また、1,700万円という絶対価格の低さは、**競合投資家層の薄さ**を意味する。億単位の物件に群がる機関投資家や富裕層の視野に入りにくく、ネット競争が低い分、指値交渉の余地が生まれやすい。現金買いできる個人投資家にとっては、買いやすいゾーンと言える。
—
## ⚠️ 絶対に見落とすな!隠れた「リスク」と「修繕の罠」
**ここからが本番だ。この物件の「17.64%」という利回りの裏側を、冷静に解体していく。**
### ① 木造×築33年=修繕の時限爆弾
木造33年は、建物として「壊滅的」ではないが、**主要設備がほぼ寿命を迎えている**と考えるべきだ。給湯器(耐用年数10〜15年)、エアコン、外壁・屋根(塗装・防水の限界)、排水管の腐食リスク。購入後5年以内に、室数×50〜80万円規模の修繕費が発生することは覚悟しておきたい。4室構成なら即座に200〜320万円の追加支出を想定せよ。表面利回りから修繕費を引いた**実質利回りは、12〜13%台まで落ちる**可能性がある。
### ② 徒歩19分の「賃貸市場リスク」
徒歩19分は、地方都市では致命的な立地になり得る。地方は車社会と言われるが、賃貸需要の担い手である**単身の学生・若年社会人層**は徒歩・自転車移動が前提のケースが多い。駅距離19分は、同エリアの徒歩5〜10分物件と比較して、明確に「選ばれにくい物件」に分類される。現状の入居率が高くとも、**一度空室が出始めると埋め直しに時間がかかる**のがこの距離感の怖さだ。現地の空室率と周辺賃貸供給量のリサーチは必須中の必須。
### ③ 融資の引きにくさという現実
木造×築33年は、多くの金融機関において**法定耐用年数(22年)をすでに超過**しており、融資評価が極めて厳しい。
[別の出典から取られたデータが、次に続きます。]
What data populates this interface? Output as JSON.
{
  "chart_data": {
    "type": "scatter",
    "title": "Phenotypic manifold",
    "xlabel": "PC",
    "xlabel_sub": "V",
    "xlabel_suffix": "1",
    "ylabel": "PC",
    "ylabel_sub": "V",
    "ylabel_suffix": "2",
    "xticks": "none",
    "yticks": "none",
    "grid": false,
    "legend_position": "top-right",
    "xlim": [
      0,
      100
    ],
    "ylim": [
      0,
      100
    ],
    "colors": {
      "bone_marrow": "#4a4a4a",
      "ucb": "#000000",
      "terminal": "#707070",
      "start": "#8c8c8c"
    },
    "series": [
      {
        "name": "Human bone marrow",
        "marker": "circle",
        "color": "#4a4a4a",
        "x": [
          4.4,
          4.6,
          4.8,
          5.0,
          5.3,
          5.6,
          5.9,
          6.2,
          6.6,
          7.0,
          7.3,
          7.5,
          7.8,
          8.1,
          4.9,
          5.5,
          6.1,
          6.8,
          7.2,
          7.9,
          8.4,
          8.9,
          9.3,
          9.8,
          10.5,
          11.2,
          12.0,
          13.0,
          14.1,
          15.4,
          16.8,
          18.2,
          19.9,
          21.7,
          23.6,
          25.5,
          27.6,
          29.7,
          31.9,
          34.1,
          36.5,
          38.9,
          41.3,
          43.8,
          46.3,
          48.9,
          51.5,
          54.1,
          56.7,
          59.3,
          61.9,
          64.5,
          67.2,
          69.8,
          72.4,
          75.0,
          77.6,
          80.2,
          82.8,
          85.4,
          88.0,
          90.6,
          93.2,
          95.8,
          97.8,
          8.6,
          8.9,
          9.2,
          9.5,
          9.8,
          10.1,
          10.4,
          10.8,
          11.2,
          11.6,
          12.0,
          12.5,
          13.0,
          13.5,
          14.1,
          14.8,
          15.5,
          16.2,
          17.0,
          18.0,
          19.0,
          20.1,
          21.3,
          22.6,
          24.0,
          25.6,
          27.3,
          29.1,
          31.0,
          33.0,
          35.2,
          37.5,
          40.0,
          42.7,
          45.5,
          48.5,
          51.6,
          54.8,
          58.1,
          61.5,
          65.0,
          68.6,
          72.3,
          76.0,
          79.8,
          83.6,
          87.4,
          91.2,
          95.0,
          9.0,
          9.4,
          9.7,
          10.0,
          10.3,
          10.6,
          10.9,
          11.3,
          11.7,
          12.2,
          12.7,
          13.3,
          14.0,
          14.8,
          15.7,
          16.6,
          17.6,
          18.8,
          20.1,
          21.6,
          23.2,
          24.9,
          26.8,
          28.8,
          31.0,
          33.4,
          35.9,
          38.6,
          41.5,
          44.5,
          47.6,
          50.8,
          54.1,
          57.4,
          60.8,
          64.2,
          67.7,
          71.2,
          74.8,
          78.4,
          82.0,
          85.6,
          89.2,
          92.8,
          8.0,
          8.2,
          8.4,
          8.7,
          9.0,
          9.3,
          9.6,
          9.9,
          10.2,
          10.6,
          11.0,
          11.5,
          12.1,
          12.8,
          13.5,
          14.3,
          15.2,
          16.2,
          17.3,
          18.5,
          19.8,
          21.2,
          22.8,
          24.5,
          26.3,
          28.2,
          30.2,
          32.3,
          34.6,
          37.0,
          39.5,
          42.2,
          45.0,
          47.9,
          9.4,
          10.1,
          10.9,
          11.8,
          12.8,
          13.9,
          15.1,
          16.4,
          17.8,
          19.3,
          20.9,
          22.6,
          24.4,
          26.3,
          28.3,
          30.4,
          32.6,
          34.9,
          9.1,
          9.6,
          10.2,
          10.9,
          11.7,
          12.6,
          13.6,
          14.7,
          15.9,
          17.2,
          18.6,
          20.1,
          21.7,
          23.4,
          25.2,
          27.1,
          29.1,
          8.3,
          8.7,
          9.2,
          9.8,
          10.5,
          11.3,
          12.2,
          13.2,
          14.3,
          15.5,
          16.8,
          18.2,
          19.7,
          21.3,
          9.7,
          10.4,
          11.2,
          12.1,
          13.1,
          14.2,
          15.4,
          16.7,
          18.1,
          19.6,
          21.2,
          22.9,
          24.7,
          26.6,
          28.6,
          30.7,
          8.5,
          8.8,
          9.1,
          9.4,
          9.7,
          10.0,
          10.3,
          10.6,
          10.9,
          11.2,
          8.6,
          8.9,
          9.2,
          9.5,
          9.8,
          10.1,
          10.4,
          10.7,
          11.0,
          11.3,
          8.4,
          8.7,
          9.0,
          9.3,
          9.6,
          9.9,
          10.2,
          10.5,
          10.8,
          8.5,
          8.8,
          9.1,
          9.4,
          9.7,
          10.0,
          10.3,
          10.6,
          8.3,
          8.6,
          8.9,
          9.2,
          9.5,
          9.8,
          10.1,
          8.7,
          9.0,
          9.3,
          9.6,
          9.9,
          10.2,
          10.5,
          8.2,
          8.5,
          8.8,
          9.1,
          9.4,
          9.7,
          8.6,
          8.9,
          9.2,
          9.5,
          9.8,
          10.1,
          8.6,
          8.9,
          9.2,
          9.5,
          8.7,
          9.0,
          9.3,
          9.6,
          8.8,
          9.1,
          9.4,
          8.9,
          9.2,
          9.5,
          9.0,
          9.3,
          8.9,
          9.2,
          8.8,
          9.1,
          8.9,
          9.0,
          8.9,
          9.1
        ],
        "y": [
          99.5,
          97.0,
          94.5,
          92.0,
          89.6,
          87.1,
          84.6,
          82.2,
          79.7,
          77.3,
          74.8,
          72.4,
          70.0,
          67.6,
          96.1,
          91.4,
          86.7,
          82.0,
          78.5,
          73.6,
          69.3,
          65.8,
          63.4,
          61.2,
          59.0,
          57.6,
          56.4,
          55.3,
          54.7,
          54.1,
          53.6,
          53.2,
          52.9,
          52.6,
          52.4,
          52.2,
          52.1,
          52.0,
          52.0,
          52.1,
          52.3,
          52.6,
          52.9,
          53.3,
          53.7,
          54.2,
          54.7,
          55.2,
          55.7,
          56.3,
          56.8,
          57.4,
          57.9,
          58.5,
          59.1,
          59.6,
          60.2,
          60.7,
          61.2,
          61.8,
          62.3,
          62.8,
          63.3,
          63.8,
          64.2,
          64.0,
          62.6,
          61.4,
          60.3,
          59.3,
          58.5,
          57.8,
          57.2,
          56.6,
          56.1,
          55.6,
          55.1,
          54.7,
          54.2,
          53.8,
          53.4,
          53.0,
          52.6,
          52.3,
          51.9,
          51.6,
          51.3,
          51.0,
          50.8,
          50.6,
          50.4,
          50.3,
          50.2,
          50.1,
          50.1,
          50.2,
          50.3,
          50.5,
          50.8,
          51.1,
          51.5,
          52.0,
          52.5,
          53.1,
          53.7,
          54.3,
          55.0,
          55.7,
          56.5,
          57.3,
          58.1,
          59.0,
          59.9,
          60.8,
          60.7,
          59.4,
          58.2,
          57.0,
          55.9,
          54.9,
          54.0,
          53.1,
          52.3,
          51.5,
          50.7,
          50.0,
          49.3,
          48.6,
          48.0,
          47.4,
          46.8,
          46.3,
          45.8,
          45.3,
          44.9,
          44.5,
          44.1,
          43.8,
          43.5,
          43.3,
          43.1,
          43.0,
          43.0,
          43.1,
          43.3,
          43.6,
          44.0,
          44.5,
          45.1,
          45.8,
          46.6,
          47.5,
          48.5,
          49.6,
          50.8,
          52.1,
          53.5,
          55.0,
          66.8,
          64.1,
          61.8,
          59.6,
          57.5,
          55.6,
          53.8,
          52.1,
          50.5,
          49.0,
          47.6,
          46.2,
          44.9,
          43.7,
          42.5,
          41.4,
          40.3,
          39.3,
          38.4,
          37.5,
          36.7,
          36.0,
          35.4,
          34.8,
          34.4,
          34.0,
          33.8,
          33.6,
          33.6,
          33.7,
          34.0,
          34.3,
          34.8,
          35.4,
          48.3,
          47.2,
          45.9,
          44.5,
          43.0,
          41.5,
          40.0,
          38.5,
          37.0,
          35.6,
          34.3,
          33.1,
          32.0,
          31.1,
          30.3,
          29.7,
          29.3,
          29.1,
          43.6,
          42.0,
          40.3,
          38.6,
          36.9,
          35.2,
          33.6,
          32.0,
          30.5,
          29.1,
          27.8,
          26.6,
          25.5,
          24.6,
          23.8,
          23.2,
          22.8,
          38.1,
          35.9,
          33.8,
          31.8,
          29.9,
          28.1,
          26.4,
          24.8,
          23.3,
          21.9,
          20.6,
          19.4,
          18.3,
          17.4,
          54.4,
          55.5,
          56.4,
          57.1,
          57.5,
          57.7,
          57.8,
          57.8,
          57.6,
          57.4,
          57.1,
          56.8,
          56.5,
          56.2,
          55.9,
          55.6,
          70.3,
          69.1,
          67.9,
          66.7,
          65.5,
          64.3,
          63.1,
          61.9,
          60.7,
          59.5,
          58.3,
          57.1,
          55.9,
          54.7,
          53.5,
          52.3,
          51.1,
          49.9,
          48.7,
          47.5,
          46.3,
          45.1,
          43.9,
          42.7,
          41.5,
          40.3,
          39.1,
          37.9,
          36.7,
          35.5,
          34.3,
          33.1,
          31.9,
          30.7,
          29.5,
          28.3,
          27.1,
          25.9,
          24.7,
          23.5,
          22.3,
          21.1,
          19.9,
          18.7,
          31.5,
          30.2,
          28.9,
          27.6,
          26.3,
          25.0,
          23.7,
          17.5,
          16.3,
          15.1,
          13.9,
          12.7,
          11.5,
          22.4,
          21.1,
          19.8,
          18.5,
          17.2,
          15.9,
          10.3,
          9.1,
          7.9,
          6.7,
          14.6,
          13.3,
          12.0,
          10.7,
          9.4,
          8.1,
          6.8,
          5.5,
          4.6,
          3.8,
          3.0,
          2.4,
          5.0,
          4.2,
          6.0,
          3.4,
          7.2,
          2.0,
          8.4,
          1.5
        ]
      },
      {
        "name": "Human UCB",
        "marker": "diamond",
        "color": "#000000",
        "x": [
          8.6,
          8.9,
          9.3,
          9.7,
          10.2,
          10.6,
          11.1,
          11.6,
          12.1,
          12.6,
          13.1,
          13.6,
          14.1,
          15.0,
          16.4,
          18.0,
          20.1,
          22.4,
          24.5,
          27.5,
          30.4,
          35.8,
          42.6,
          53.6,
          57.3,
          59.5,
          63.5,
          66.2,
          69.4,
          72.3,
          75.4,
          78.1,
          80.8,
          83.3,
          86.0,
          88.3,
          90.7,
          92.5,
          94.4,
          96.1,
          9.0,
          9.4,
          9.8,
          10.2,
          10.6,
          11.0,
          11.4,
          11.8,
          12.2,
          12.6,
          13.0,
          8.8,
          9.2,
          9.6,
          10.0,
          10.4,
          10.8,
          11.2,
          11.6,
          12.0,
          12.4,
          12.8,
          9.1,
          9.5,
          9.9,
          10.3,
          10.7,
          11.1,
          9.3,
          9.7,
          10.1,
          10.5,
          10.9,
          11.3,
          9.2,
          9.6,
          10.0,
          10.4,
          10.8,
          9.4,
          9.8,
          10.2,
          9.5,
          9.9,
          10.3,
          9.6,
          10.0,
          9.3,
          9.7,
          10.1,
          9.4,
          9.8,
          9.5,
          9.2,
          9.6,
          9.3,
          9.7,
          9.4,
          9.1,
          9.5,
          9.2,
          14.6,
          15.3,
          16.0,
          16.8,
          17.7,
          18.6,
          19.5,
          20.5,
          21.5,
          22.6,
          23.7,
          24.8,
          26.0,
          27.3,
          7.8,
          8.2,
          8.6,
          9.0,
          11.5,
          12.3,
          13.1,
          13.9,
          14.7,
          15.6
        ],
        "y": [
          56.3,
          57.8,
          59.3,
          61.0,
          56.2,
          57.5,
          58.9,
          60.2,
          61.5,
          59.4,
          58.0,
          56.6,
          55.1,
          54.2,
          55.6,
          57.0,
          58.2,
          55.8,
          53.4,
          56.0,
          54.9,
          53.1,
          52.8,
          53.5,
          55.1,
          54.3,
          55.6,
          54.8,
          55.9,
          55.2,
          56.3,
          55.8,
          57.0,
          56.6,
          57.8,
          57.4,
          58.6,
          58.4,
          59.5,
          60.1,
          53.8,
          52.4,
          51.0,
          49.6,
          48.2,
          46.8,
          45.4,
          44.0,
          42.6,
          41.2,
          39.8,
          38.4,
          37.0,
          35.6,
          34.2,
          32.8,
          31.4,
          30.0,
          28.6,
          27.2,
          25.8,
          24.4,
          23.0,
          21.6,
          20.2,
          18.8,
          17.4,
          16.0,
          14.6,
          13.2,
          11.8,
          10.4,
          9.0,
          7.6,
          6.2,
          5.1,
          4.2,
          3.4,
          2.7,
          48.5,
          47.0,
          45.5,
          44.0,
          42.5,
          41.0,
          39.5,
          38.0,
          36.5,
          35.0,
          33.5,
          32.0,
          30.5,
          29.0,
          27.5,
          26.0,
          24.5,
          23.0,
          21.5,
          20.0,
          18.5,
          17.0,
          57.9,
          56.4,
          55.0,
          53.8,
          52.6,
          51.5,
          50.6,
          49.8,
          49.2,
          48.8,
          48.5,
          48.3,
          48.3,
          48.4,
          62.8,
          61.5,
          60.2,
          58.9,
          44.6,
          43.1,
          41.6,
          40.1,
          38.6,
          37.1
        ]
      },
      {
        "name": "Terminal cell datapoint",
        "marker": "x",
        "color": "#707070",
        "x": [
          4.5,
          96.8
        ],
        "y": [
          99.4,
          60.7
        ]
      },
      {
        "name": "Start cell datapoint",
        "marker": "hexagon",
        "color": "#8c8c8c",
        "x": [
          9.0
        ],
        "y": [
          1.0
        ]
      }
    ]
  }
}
地銀・信金でも担保評価はほぼゼロに近く、融資期間が短期(10年以下)か、融資自体が通らないケースが続出する。つまりこの物件は**実質的に「現金買い専用」**か、融資が出ても返済比率が高くなる構造を持つ。キャッシュが潤沢でない投資家がフルレバで挑むのは、極めてハイリスクだ。
### ④ 出口(売却)の難しさ
同じ理由で、**将来の売却時にも買い手に融資がつきにくい**。築33年が築40年・45年になれば、さらに融資対象外となる投資家が増え、現金買い層のみをターゲットとした売却になる。売却価格の下落は避けられず、「高利回りで回して最後は叩き売り」というシナリオを最初から織り込んだ投資計画が必要だ。
—
## 🎯 ズバリ、この物件を買うべき人は?(出口戦略)
**この物件を買っていい投資家は、ただ一種類だ。**「現金1,700万円をすでに持っており、5〜8年で元を取って解体・更地売却か建替えまで見越せる人間」だ。
具体的には、地方在住で地元の賃貸需要を肌感覚で知っており、かつ自分で管理・修繕業者との交渉ができる**セミプロ投資家**が最もフィットする。キャッシュフロー重視で短期回収を狙い、出口は「土地値売却」か「解体後の売地」として割り切る戦略が現実的だ。土地値が500万円以上あるなら、最悪シナリオのダウンサイドは限定される。**土地の評価額と固定資産税評価の確認が、この物件の最重要デューデリジェンスになる。**
遠隔地の初心者投資家や、フルローンを前提とした投資家には、明確に「見送り」を勧める。
—
※当サイトの評価スコアおよび分析は独自のシミュレーションに基づくものであり、将来の収益や投資結果を保証するものではありません。最終的な投資判断は必ずご自身の責任で行ってください。